November 3, 2025
“Empathy came at a high price” says MDS Canada volunteer and disaster survivor
Jim Reimer, construction supervisor in Libau, MB
When Mennonite Disaster Service (MDS) volunteer Jim Reimer tells a disaster survivor he knows how they feel, he’s telling the truth.
Reimer, who lives in Steinbach, Man. with his wife, Marlene, lost his house to a fire in 2022. Most of their personal possessions, and over 40 years of memories, were destroyed.

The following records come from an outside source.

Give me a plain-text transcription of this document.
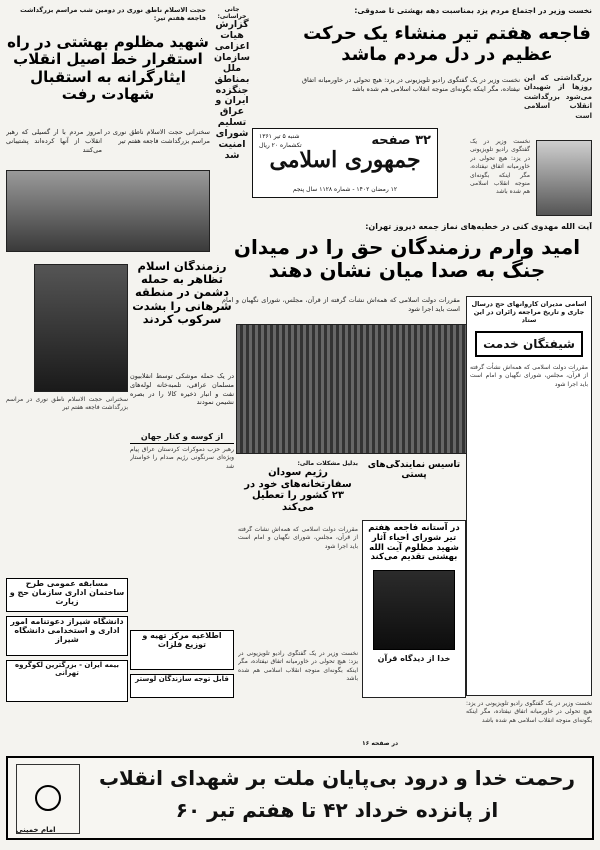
نخست وزیر در اجتماع مردم یزد بمناسبت دهه بهشتی تا صدوقی:
حجت الاسلام ناطق نوری در دومین شب مراسم بزرگداشت فاجعه هفتم تیر:
فاجعه هفتم تیر منشاء یک حرکت عظیم در دل مردم ماشد
نخست وزیر در یک گفتگوی رادیو تلویزیونی در یزد: هیچ تحولی در خاورمیانه اتفاق نیفتاده، مگر اینکه بگونه‌ای منوجه انقلاب اسلامی هم شده باشد
بزرگداشتی که این روزها از شهیدان می‌شود بزرگداشت انقلاب اسلامی است
۳۲ صفحه
جمهوری اسلامی
۱۲ رمضان ۱۴۰۲ - شماره ۱۱۲۸ سال پنجم
شنبه ۵ تیر ۱۳۶۱
تکشماره ۲۰ ریال
نخست وزیر در یک گفتگوی رادیو تلویزیونی در یزد: هیچ تحولی در خاورمیانه اتفاق نیفتاده، مگر اینکه بگونه‌ای منوجه انقلاب اسلامی هم شده باشد
جانی خراسانی:
گزارش هیات اعزامی سازمان ملل بمناطق جنگزده ایران و عراق تسلیم شورای امنیت شد
شهید مظلوم بهشتی در راه استقرار خط اصیل انقلاب ایثارگرانه به استقبال شهادت رفت
سخنرانی حجت الاسلام ناطق نوری در مراسم بزرگداشت فاجعه هفتم تیر
امروز مردم با ار گسیلی که رهبر انقلاب از آنها کرده‌اند پشتیبانی می‌کنند
آیت الله مهدوی کنی در خطبه‌های نماز جمعه دیروز تهران:
امید وارم رزمندگان حق را در میدان جنگ به صدا میان نشان دهند
مقررات دولت اسلامی که همه‌اش نشأت گرفته از قرآن، مجلس، شورای نگهبان و امام است باید اجرا شود
اسامی مدیران کاروانهای حج درسال جاری و تاریخ مراجعه زائران در این ستاد
شیفتگان خدمت
مقررات دولت اسلامی که همه‌اش نشأت گرفته از قرآن، مجلس، شورای نگهبان و امام است باید اجرا شود
رزمندگان اسلام تظاهر به حمله دشمن در منطقه شرهانی را بشدت سرکوب کردند
در یک حمله موشکی توسط انقلابیون مسلمان عراقی، تلمبه‌خانه لوله‌های نفت و انبار ذخیره کالا را در بصره نشیمن نمودند
سخنرانی حجت الاسلام ناطق نوری در مراسم بزرگداشت فاجعه هفتم تیر
از کوسه و کنار جهان
رهبر حزب دموکرات کردستان عراق پیام ویژه‌ای سرنگونی رژیم صدام را خواستار شد	بدلیل مشکلات مالی:
رژیم سودان سفارتخانه‌های خود در ۲۳ کشور را تعطیل می‌کند
مقررات دولت اسلامی که همه‌اش نشأت گرفته از قرآن، مجلس، شورای نگهبان و امام است باید اجرا شود
تأسیس نمایندگی‌های پستی
در آستانه فاجعه هفتم تیر شورای احیاء آثار شهید مظلوم آیت الله بهشتی تقدیم می‌کند
خدا از دیدگاه قرآن
مسابقه عمومی طرح ساختمان اداری سازمان حج و زیارت
دانشگاه شیراز دعوتنامه امور اداری و استخدامی دانشگاه شیراز
بیمه ایران - بزرگترین لکوگروه تهرانی
اطلاعیه مرکز تهیه و توزیع فلزات
قابل توجه سازندگان لوستر
نخست وزیر در یک گفتگوی رادیو تلویزیونی در یزد: هیچ تحولی در خاورمیانه اتفاق نیفتاده، مگر اینکه بگونه‌ای منوجه انقلاب اسلامی هم شده باشد
نخست وزیر در یک گفتگوی رادیو تلویزیونی در یزد: هیچ تحولی در خاورمیانه اتفاق نیفتاده، مگر اینکه بگونه‌ای منوجه انقلاب اسلامی هم شده باشد
در صفحه ۱۶
رحمت خدا و درود بی‌پایان ملت بر شهدای انقلاب
از پانزده خرداد ۴۲ تا هفتم تیر ۶۰
امام خمینی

Serving as construction supervisor at Libau, Man., where the MDS Manitoba Unit is building a new house for a couple whose house was condemned as unlivable following a week of severe rain, Reimer brings first-hand experience of disaster to the project.
“I’ve gone through it. I know first-hand what it feels like to lose everything,” he said.
Such empathy “came at a high price,” Reimer acknowledged. But it helps him relate to the people MDS serves in Manitoba and in the U.S., where he has also been an MDS volunteer.
“We have a shared experience. I can say I know how it feels and I do know that.”
The main exception for Reimer is he was insured, and he had good support from the community and his church, Steinbach Evangelical Mennonite Church, for himself and his wife.
“But we still lost many personal items,” he said. “The new house is wonderful, but doesn’t contain the same wonderful memories.”
He doesn’t have any trauma from the fire, but life is divided into before it and after it, he added.
Of volunteering with MDS, Reimer—semi-retired after owning and operating a plumbing business for a career—says it is “good to help people like others helped me.”